The nation's 55th inaugural celebration began yesterday amid cold and blustery weather, with a salute to the military past and present, a private reception for deep-pocketed supporters of President Bush and a youth event at the D.C. Armory hosted by the president's twin daughters and featuring teen-centric entertainers and a call to service for the country's youth.
Bush, whose motorcade left the White House yesterday for MCI Center and the first event of his second inauguration, expressed gratitude to the military in what he called a time of war.
President Bush laughs with members of the military, including Staff Sgt. Robin Minor, seated between the president and first lady Laura Bush.
(Bill O'leary -- The Washington Post)
"As we prepare to celebrate our nation's 55th presidential inauguration, I can think of no better way to begin than by giving thanks for our freedom and those who make it possible," Bush told the MCI Center crowd of about 7,000, most in uniform.
Today, on the fourth frigid day of a cold wave expected to last through the inauguration, there will be a concert and fireworks on the Ellipse and private candlelight dinners with those who underwrote the cost of what is estimated to be the country's most expensive inauguration at $40 million.
The inaugural events, the first since the Sept. 11, 2001, terrorist attacks, are under the most severe security measures in inaugural history. More than 100 square blocks of Washington will be closed for the inauguration, some as early as noon today.

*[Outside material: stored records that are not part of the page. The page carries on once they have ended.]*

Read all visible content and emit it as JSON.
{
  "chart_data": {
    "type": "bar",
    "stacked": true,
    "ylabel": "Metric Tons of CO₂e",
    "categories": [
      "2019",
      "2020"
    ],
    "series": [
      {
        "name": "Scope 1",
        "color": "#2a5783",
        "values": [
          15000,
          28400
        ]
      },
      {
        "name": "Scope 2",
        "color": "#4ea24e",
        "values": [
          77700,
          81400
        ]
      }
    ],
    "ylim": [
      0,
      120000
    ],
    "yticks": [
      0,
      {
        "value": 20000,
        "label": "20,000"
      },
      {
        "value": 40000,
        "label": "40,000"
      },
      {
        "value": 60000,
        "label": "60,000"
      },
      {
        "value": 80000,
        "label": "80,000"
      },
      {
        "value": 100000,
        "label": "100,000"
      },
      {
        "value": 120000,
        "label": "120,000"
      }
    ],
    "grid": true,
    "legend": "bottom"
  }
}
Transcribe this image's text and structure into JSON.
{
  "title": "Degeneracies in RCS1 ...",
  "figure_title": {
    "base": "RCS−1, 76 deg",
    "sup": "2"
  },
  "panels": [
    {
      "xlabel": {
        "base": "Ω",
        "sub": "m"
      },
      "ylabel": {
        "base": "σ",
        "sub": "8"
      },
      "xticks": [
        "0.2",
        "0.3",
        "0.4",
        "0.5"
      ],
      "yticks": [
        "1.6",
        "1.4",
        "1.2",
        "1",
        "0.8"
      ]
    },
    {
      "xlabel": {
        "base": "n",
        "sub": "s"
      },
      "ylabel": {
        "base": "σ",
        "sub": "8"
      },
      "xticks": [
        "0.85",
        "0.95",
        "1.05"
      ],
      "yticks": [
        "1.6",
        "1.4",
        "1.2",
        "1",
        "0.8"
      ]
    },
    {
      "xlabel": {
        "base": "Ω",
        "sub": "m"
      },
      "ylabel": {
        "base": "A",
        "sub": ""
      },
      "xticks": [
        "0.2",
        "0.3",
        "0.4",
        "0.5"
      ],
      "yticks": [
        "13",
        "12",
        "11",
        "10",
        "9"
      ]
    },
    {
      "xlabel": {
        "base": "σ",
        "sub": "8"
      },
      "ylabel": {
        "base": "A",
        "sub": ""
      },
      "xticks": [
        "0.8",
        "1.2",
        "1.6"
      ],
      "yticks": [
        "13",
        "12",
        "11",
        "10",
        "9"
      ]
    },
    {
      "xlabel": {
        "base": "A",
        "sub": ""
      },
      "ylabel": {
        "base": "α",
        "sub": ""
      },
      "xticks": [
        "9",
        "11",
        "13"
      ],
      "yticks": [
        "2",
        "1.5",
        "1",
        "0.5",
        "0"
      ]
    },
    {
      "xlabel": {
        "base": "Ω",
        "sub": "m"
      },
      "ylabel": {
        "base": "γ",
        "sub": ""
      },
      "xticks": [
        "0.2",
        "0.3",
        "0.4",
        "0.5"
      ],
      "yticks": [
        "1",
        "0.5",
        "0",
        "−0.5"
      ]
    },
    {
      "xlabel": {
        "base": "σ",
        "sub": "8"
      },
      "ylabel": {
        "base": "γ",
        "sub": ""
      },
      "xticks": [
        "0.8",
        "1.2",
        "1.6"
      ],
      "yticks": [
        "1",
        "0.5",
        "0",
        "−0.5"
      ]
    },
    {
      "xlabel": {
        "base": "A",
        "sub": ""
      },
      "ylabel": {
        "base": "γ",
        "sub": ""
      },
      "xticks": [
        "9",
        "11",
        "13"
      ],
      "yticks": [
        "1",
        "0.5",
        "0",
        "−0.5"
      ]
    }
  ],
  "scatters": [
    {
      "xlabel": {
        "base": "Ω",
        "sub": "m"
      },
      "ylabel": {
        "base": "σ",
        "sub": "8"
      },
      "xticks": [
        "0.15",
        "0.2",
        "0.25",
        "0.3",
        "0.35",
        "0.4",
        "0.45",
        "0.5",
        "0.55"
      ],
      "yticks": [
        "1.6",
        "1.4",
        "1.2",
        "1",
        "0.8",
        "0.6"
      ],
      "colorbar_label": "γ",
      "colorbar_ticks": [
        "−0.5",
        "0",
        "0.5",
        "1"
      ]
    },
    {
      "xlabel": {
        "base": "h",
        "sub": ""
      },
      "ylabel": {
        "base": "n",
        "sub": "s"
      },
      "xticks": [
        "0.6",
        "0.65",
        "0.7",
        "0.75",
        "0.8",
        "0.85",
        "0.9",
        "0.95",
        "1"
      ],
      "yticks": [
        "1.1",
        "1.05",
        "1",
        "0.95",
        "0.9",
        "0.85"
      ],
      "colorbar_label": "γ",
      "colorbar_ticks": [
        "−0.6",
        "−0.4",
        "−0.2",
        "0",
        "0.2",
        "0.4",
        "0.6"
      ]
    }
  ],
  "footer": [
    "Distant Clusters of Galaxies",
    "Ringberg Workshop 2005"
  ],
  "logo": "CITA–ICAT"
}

Many people are being encouraged to stay off the streets. The federal government has encouraged employees to work from home or leave early today, yet more time off in a week that began with a federal holiday and features a paid holiday tomorrow for the inauguration. Tonight, Bush is expected to attend the Black Tie and Boots Ball at the Wardman Park Marriott Hotel in Northwest Washington, not an official inaugural event but one that features campaign and inauguration high rollers.
Tomorrow, Bush is scheduled to attend a prayer service in the morning, then take the oath of office at noon at the West Front of the Capitol, lunch with congressional leaders and ride down Pennsylvania Avenue to the White House, leading the inaugural parade. After the marching bands have packed up, the president and first lady Laura Bush will attend nine official inaugural balls, including the Commander-in-Chief Ball, whose attendees will be military personnel who have served in Iraq or Afghanistan or are about to be deployed there.
Weather forecasters said last night that it might snow on the president's parade. Two low-pressure disturbances, called Alberta Clippers, are expected to sweep through the region, one today and one tomorrow, with temperatures at the freezing mark and a chance of snow both days, said Steve Zubrick, a meteorologist with the National Oceanic and Atmospheric Administration in Sterling, who briefs the Presidential Inaugural Committee twice daily.
The forecast was welcome news to Stephen E. Sanders, who designs and sell fur coats. He had a booth set up at the Texas Fair & Market Place, part of the Texas State Society's inaugural activities at the Wardman Park Marriott Hotel. He was selling everything from rabbit scarves for $99 to a golden Russian sable coat with a price tag of $75,000.
"You are going to see a lot of fur coats," and not just because of the weather, he said. "This is a crowd that likes furs and wears them."
There is another crowd, though. Protesters from an array of groups with a variety of causes said thousands of them will be on hand tomorrow. Yesterday, a federal judge turned down one antiwar group's request to give them and members of the public more access to the inaugural parade route.
U.S. District Judge Paul L. Friedman said he saw some evidence that the Presidential Inaugural Committee, which is organizing events for the Bush administration, was being much more restrictive than in years past. Friedman said the protesters who sought the court's emergency intervention had not proven they had a strong chance of winning their case on its merits, and it was potentially dangerous to alter inaugural plans and security policies 48 hours before the event.
"There's the suggestion that the cards have been severely stacked against people -- except those who could get tickets by being invited, and most people can't," Friedman said. He added: "At this late date, issuing an injunction would be averse to the public interest."
Yesterday, the Secret Service, overseeing security for official inaugural events, cleared up its edict on crosses being included on a list of banned items, which had outraged some religious groups. Secret Service officials said they meant to ban only large cross "structures," not crosses worn by individuals.